Chairman Loadholt suggested that a subcommittee be appointed to review the various executive firms; to recommend three firms to the committee; and to invite them to make a presentation to the committee. Mr. Smith suggested that the committee be proactive in establishing the terms. Secretary Stepp noted that during the previous two presidential searches, the individual search committee had selected specific services for a particular firm to perform and then had negotiated a price.
Secretary Stepp believed that the most valuable commodity search firms offer is the ability to communicate openly with prospective presidents. In addition, he stressed that these companies "know the market" and the names of those individuals available for new positions.
Mr.

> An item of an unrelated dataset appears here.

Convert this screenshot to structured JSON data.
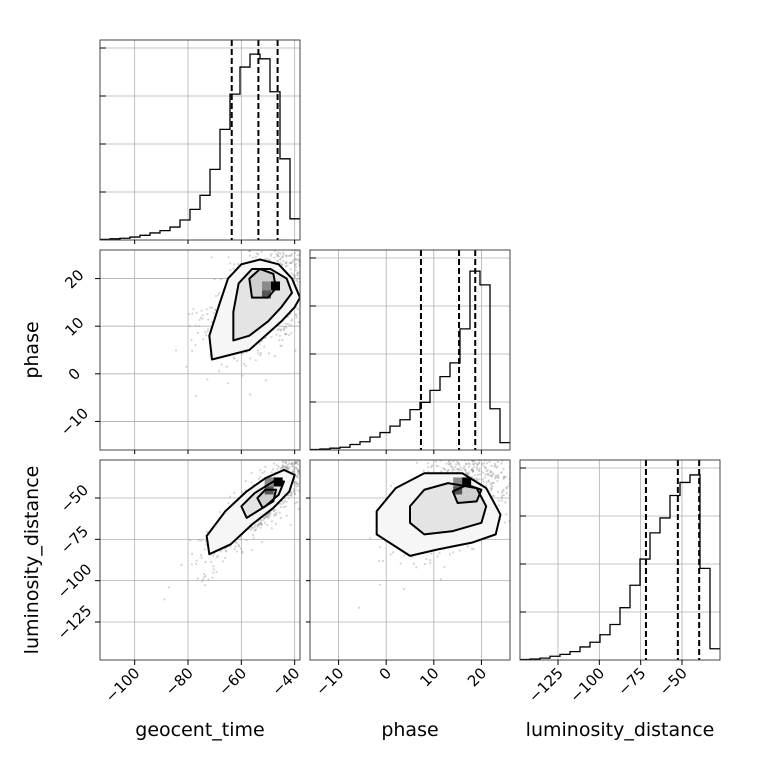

Smith moved that the committee engage a search firm based on conditions determined by the committee. Dr. Best seconded the motion. The vote was taken, and the motion carried.
In response to Chairman Loadholt's suggestion about appointing a subcommittee, Mr. Smith moved that the chair appoint a three-person subcommittee to suggest the names of search firms to this committee. Secretary Stepp recommended that the motion be amended as follows: that the subcommittee bring to this committee for its ratification terms and conditions to propose to the search firm as well as a list of three search firms for consideration. Mr. Bethea seconded the motion as amended. The vote was taken, and the motion carried.
Chairman Loadholt appointed the following three members to the subcommittee: Mr. Smith as chair; Mr. Foster; and Mr. Lister.
Addressing the importance of confidentiality, as Mr. Parham discussed earlier, Secretary Stepp emphasized that the life and career of sitting presidents are potentially within their hands if names are discussed outside the parameters of this committee; he asked that everyone be mindful of that possibility.
Regarding confidentiality in the public arena, it was decided that the policy of this committee will be that the chairman is its sole spokesperson.
Secretary Stepp summarized the next steps: 1) as soon as possible, scheduling the joint session with the trustees; 2) subcommittee review of executive firms; 3) drafting an outline of a position advertisement by Mrs. Jameson for committee consideration.
It was decided that Secretary Stepp would draft a questionnaire about presidential qualities to circulate to Board members as a preliminary instrument to facilitate and expedite a clear, understandable meeting with the Board. It was suggested that the committee might meet with the Board of Trustees on Friday, February 1, following the conclusion of the previously scheduled Board of Trustees meetings on that day.
Also discussed was a tentative target date for hiring a new president. Secretary Stepp remarked that the length of previous searches had been approximately eight months. He suggested July 31, 2008, the day Dr. Sorensen had announced he planned to retire as University president, was the target date.
Since there were no other matters to be discussed, Chairman Loadholt declared the meeting adjourned at 1:20 p.m.